Tuesday, April 22 Honourable Senators, you have been working too hard. Relax. Live a little.

Take a long lunch. Maybe work on your golf swing. Tell you what -- why don't you just take the rest of the week off? Come back Monday. Or whenever.

By all the usual signs, Parliament will have been dissolved by then, leaving any laws that have not yet received Royal Assent to die on the order paper.

There's a particular piece of legislation whose untimely death would be most welcome: Bill C-66, An Act to Amend the Canada Labour Code (etc.), Labour minister Alfonso Gagliano's personal gift to organized labour. All but unnoticed, the bill quietly passed third reading in the House of Commons earlier this month. Its fate now rests with those overworked Senators.

If you want to know what is wrong with C-66, just ask the workers at Wal- Mart Canada's store in Windsor, Ontario. The store recently became the first of 2600 in the Wal-Mart chain to be unionized, which would be more of a victory for labour if the decision did not run directly contrary to the wishes of the people who actually work there. In a secret ballot, store employees voted by a margin of more than three to one -- 151 to 43, if you're scoring -- against certification. But that was not quite margin enough for the Ontario Labour Relations Board, which promptly ordered the workers to welcome the United Steelworkers of America as their new bargaining agent.

The board has the power to order certification, even over the express opposition of the workers themselves, if it believes employees were influenced by what are known in the trade as "unfair labour practices," i.e. if the company fights back. If, for example, management were to suggest the union's arrival might cause it to think twice about keeping the store open, that would be an unfair labour practice.

Alas, it remains only an example, because Wal-Mart did not threaten to close the store, or anything else for that matter. The company's crime, rather, was that it did not explicitly promise not to close the store. When the subject came up at question and answer sessions with employees, management, on the advice of its lawyers, said nothing. The OLRB, apparently endowed with clairvoyant powers, divined not only that the company intended this as a threat, but that workers in fact saw it as a threat, and not only that, but changed their votes because of it -- not the 43 who, undeterred, voted for the union, but just enough of the 151 who voted against.
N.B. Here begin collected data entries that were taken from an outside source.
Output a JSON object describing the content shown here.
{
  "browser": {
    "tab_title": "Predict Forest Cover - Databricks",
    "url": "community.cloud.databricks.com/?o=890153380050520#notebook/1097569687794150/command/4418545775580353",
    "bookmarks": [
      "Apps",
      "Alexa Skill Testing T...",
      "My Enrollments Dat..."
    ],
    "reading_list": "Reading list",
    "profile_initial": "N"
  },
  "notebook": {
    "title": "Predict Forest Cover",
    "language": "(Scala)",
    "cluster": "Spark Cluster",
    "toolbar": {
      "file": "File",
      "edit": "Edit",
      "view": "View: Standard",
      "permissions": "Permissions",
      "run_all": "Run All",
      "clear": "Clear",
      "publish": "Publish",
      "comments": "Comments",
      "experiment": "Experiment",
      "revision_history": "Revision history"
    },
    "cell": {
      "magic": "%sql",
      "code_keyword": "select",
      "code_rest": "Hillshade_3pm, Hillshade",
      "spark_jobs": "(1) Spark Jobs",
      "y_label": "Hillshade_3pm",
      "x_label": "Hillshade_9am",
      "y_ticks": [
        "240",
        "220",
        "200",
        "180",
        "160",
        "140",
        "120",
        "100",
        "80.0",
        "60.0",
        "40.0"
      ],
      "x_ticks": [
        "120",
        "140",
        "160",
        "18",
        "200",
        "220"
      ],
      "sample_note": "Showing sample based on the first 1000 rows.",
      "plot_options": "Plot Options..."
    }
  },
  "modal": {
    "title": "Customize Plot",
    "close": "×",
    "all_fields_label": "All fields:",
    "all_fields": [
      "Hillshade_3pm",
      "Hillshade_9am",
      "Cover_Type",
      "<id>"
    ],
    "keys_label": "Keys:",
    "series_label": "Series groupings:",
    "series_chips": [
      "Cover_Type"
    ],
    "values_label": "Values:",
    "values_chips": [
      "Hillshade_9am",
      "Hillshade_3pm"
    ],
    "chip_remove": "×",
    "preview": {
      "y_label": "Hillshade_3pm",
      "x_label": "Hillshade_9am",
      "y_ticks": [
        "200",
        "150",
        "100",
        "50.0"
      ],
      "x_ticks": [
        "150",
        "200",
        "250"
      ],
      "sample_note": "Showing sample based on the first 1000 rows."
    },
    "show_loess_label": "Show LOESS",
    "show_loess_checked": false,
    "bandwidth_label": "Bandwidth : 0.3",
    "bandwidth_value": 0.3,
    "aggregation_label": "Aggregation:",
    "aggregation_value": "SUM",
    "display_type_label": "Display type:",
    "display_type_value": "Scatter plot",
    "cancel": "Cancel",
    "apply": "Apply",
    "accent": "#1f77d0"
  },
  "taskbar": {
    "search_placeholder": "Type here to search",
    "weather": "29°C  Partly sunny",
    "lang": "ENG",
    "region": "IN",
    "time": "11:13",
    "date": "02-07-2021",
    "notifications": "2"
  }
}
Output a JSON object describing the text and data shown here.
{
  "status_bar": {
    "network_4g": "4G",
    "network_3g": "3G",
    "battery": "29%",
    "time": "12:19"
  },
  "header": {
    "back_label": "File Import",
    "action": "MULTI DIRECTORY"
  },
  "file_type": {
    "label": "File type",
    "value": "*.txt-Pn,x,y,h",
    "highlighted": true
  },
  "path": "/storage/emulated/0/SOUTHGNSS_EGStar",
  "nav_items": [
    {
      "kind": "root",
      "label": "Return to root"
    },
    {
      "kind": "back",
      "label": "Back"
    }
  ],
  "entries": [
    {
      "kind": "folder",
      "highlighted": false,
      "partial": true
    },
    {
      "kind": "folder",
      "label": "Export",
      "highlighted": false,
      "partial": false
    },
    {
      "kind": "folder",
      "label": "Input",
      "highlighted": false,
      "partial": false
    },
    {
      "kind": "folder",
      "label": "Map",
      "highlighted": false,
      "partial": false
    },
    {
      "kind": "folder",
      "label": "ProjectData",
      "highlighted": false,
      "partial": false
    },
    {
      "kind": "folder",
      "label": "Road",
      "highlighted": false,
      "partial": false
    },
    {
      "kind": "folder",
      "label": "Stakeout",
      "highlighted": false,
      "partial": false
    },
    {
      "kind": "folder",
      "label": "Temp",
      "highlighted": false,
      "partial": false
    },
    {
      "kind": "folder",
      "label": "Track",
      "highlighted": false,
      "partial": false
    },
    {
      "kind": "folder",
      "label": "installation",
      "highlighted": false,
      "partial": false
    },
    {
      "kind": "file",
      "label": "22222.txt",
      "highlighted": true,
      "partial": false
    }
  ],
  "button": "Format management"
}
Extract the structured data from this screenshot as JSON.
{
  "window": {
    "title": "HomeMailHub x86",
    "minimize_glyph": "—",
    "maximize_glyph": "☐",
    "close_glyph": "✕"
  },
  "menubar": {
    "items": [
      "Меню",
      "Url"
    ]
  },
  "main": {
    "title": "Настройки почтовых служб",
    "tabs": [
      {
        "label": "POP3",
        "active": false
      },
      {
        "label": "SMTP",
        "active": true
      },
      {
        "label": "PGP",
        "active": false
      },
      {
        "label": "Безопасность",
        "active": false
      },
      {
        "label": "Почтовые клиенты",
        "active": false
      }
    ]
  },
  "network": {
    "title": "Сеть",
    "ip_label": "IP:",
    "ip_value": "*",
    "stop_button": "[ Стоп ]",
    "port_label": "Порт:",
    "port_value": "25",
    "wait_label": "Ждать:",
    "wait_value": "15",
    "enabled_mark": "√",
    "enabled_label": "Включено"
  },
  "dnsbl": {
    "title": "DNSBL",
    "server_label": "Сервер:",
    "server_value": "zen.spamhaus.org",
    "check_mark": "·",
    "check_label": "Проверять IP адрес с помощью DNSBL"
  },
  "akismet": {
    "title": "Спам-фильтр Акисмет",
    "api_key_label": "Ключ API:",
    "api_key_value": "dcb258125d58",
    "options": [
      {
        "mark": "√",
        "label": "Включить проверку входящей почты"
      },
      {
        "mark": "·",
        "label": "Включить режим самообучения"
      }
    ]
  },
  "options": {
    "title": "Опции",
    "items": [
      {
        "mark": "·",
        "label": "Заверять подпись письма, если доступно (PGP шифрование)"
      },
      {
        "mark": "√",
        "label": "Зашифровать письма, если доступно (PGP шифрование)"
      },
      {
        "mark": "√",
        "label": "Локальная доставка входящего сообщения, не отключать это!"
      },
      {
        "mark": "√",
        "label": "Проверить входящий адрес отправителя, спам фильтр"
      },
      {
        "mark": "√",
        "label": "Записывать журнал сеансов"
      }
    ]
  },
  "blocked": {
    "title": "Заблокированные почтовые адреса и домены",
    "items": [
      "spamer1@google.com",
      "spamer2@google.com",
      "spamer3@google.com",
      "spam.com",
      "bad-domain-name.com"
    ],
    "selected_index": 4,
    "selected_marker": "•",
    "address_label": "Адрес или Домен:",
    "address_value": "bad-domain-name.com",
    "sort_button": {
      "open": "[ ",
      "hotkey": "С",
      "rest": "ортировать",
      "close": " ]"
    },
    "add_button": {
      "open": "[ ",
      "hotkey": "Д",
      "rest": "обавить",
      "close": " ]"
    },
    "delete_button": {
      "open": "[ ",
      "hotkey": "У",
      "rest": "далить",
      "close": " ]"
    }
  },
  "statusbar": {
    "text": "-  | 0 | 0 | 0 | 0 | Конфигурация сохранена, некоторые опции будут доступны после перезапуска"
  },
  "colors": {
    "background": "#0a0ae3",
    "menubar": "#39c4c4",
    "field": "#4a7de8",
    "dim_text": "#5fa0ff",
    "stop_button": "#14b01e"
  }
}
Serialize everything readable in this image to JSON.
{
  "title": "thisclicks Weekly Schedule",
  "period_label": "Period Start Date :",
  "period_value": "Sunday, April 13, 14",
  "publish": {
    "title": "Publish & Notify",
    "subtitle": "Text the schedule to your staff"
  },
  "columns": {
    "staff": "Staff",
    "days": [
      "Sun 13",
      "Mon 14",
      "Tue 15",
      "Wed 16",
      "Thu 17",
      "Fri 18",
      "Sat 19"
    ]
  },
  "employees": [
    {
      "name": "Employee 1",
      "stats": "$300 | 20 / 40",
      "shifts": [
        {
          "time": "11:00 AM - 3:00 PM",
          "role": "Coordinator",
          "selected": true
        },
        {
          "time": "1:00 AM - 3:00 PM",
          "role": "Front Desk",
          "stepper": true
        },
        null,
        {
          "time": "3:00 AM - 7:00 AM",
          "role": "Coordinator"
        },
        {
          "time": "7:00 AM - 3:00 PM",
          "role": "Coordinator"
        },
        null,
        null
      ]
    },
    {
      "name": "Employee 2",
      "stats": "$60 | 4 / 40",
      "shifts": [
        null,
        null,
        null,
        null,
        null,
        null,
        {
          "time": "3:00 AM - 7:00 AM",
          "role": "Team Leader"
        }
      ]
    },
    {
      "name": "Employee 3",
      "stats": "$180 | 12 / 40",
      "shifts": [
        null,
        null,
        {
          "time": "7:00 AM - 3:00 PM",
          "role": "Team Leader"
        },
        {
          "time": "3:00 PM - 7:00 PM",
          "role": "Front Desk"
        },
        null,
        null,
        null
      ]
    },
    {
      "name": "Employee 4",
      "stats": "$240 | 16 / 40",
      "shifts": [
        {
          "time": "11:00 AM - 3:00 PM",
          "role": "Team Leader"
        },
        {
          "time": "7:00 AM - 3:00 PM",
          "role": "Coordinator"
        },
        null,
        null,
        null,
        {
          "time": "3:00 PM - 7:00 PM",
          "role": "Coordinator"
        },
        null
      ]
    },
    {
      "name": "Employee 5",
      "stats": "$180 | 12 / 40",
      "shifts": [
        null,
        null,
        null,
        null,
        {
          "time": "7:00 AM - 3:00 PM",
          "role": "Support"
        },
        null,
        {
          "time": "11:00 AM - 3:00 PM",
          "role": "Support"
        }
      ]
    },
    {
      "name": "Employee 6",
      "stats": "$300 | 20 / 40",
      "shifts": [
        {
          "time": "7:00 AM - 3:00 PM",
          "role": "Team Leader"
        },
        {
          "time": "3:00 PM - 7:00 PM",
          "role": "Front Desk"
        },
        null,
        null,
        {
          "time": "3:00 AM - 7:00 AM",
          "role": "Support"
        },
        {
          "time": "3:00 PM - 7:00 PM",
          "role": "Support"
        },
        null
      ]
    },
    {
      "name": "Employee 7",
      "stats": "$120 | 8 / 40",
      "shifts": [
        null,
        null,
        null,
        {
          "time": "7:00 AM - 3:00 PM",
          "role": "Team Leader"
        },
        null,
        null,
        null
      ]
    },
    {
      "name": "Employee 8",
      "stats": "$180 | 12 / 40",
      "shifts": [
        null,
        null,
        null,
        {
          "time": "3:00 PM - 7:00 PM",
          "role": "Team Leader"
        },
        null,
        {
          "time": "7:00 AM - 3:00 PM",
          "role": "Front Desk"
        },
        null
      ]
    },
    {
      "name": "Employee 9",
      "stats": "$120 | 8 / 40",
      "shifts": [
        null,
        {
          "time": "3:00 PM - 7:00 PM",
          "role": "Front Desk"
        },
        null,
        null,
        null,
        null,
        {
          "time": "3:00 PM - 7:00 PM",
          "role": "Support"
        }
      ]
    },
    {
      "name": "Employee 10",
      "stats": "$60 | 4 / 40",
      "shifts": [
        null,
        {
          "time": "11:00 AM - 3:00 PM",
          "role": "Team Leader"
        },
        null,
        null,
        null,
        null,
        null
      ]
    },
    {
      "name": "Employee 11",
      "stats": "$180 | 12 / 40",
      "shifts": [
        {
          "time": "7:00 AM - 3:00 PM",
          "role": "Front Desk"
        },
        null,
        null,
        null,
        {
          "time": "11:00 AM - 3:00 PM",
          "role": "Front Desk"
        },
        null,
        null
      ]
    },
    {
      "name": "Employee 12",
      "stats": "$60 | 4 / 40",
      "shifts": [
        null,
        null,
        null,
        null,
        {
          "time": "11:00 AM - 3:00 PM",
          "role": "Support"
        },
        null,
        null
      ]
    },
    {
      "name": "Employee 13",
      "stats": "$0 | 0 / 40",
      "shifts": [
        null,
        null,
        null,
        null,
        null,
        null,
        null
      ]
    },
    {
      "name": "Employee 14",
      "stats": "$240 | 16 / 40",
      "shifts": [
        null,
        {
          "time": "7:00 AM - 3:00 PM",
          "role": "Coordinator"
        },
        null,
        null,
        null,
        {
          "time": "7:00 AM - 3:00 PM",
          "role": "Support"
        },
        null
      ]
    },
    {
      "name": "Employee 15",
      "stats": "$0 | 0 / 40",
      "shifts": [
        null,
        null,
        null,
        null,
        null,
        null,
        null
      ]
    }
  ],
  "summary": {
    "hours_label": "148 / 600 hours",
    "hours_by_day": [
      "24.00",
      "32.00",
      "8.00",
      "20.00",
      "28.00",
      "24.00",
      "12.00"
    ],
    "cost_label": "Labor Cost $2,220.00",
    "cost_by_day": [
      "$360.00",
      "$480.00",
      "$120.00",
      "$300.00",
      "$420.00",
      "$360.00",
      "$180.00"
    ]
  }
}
The certification process is remarkable enough to begin with: why those employees who wish to bargain collectively should be entitled to force others to join them is an enduring mystery of Canadian labour law, as is the rationale for preventing a company from honestly laying out before its workers the consequences of their choice. But when the case involves not the majority compelling the minority, but the other way around; and when the company is penalized not for what it said, but for what it did not say, something is wrong.

That something is Ontario's labour code. And it is this very undemocratic provision that Gagliano's bill would incorporate into federal law, enabling the Canada Labour Relations Board to order certification of workplaces under its authority "despite a lack of evidence of majority support." But that's just for starters. Among other changes, the bill would also force companies to provide unions with the names and addresses of employees who work at home, who might then have the pleasure of a visit from union recruiters.

This is all the more extraordinary, coupled with the bill's other major provision, which would, in effect, ban federally regulated companies from using replacement workers during a strike. (The legislation says this would apply only where these are used "for the purpose of undermining a trade union's representational capacity," but you can guess how that would be interpreted.) Canadian workers have long had the legal right to withdraw their labour; under the new act, they would have the right to withdraw other people's labour as well.

The justification offered for this repressive measure has always been "to prevent picket-line violence," which is to say to reward it, putting the law in the service of hooliganism. Yet the same people who cannot be counted upon to put away the baseball bats when dealing with dissenters during a strike will now be handed a rolodex with which to pursue reluctant recruits during an organizing drive.

That's if the bill becomes law before the weekend. I would be the last to suggest the Senators should defeat a bill passed by a democratically elected Commons. Still, I worry about the punishing pace they are enduring. Aren't there labour laws to cover this sort of thing?